De nouveaux documents récemment rendus publics ont relancé la polémique, semblant montrer que M. Mandelson aurait transmis à Jeffrey Epstein des informations susceptibles d'influer sur les marchés, notamment lorsqu'il était ministre entre 2008 et 2010.

La police a ouvert une enquête et a perquisitionné vendredi à deux adresses liées à Peter Mandelson.

Le chef de cabinet de Keir Starmer, Morgan McSweeney, était particulièrement sur la sellette, pour avoir poussé la nomination de M. Mandelson.

"Après mûre réflexion, j'ai décidé de démissionner du gouvernement", a-t-il finalement annoncé dimanche, dans une déclaration transmise aux médias britanniques.

"La nomination de Peter Mandelson était une erreur. (...) Sollicité, j'ai conseillé au Premier ministre de procéder à cette nomination et j'assume l'entière responsabilité de ce conseil", a-t-il ajouté.

A Downing Street, Morgan McSweeney était le stratège et bras droit de Keir Starmer, avec qui il avait recentré le Labour après le départ du très à gauche Jeremy Corbyn. Ce qui lui a valu de se faire des ennemis parmi les travaillistes.

Cet homme de 48 ans très discret avait été nommé chef de cabinet en octobre 2024, quelques mois après le retour au pouvoir du Labour, dont il a dirigé la campagne pour les législatives.

Il était proche de Peter Mandelson, pour qui il avait travaillé dans les années 2000.

Keir Starmer a exprimé dimanche sa "profonde gratitude" à Morgan McSweeney et salué son "engagement envers le parti travailliste et (le) pays".

Indemnité de départ 

Mais cette démission suffira-t-elle, alors que plusieurs élus travaillistes appellent au départ de M. Starmer?

Cette semaine, le Premier ministre a tenté d'éteindre le scandale. Il a d'abord affirmé regretter d'avoir nommé Peter Mandelson. Puis, il a présenté ses excuses auprès des victimes de Jeffrey Epstein, se disant "désolé d'avoir cru aux mensonges de (Peter) Mandelson et de l'avoir nommé", mais a assuré vouloir rester à Downing Street.

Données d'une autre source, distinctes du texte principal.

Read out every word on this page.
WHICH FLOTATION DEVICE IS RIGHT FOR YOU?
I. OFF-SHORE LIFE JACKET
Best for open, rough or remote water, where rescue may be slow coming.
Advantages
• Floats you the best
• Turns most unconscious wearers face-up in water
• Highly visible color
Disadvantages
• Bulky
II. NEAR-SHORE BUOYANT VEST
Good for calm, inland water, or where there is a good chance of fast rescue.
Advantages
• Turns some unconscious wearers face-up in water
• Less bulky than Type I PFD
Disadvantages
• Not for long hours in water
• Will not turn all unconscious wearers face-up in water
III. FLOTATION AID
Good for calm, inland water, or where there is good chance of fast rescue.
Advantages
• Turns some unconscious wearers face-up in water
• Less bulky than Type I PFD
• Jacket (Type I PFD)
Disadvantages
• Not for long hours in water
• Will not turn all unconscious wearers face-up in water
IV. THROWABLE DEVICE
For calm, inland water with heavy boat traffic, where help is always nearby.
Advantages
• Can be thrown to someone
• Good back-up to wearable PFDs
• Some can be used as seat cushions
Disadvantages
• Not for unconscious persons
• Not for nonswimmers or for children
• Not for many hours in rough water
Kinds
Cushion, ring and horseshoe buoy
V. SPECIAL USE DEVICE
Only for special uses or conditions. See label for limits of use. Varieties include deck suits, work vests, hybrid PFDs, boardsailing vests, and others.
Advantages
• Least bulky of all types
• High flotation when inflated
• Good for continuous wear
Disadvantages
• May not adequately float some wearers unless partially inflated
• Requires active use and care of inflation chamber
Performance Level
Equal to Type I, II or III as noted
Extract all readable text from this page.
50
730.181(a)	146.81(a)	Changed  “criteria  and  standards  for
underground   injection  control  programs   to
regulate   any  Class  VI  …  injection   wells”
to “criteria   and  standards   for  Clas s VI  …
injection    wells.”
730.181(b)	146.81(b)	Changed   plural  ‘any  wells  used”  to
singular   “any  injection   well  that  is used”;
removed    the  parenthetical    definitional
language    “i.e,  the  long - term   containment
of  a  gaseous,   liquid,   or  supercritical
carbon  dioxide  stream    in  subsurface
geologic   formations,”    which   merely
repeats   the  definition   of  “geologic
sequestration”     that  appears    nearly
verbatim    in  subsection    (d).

"Keir Starmer doit assumer la responsabilité de ses propres décisions désastreuses", a lancé dimanche la cheffe de l'opposition conservatrice Kemi Badenoch sur X, tandis que la numéro 2 des Libéraux-démocrates Daisy Cooper a estimé que "le Premier ministre peut changer de conseillers à sa guise, mais la responsabilité finale lui incombe".

"Je parie que Starmer ne tardera pas à suivre" son chef de cabinet, a pour sa part réagi le chef de Reform UK, Nigel Farage.

Plusieurs ténors travaillistes sont toutefois montés au créneau pour le défendre.

Le ministre du Travail Pat McFadden a appelé les membres du Labour à lui "rester fidèles", alors qu'aucun prétendant à sa succession ne se dégage vraiment à trois mois d'élections locales cruciales.

La veille, l'ex-Premier ministre travailliste Gordon Brown avait assuré que Keir Starmer était un "homme intègre".

Le ministère des Affaires étrangères a aussi annoncé dimanche avoir ouvert une enquête sur le paiement d'une indemnité de plusieurs dizaines de milliers de livres à Peter Mandelson.

L'ex-ambassadeur quant à lui, n'a pas réagi aux dernières accusations portées contre lui.

Contacté dimanche par l'AFP, son porte-parole a simplement réaffirmé qu'il regrettait "et regrettera jusqu'à son dernier souffle, d'avoir cru aux mensonges d'Epstein concernant ses actes criminels".

"Il n'a découvert la vérité sur Epstein qu'après sa mort en 2019. Il est profondément désolé que des femmes et des filles sans défense et vulnérables n'aient pas bénéficié de la protection qu'elles méritaient", a-t-il ajouté.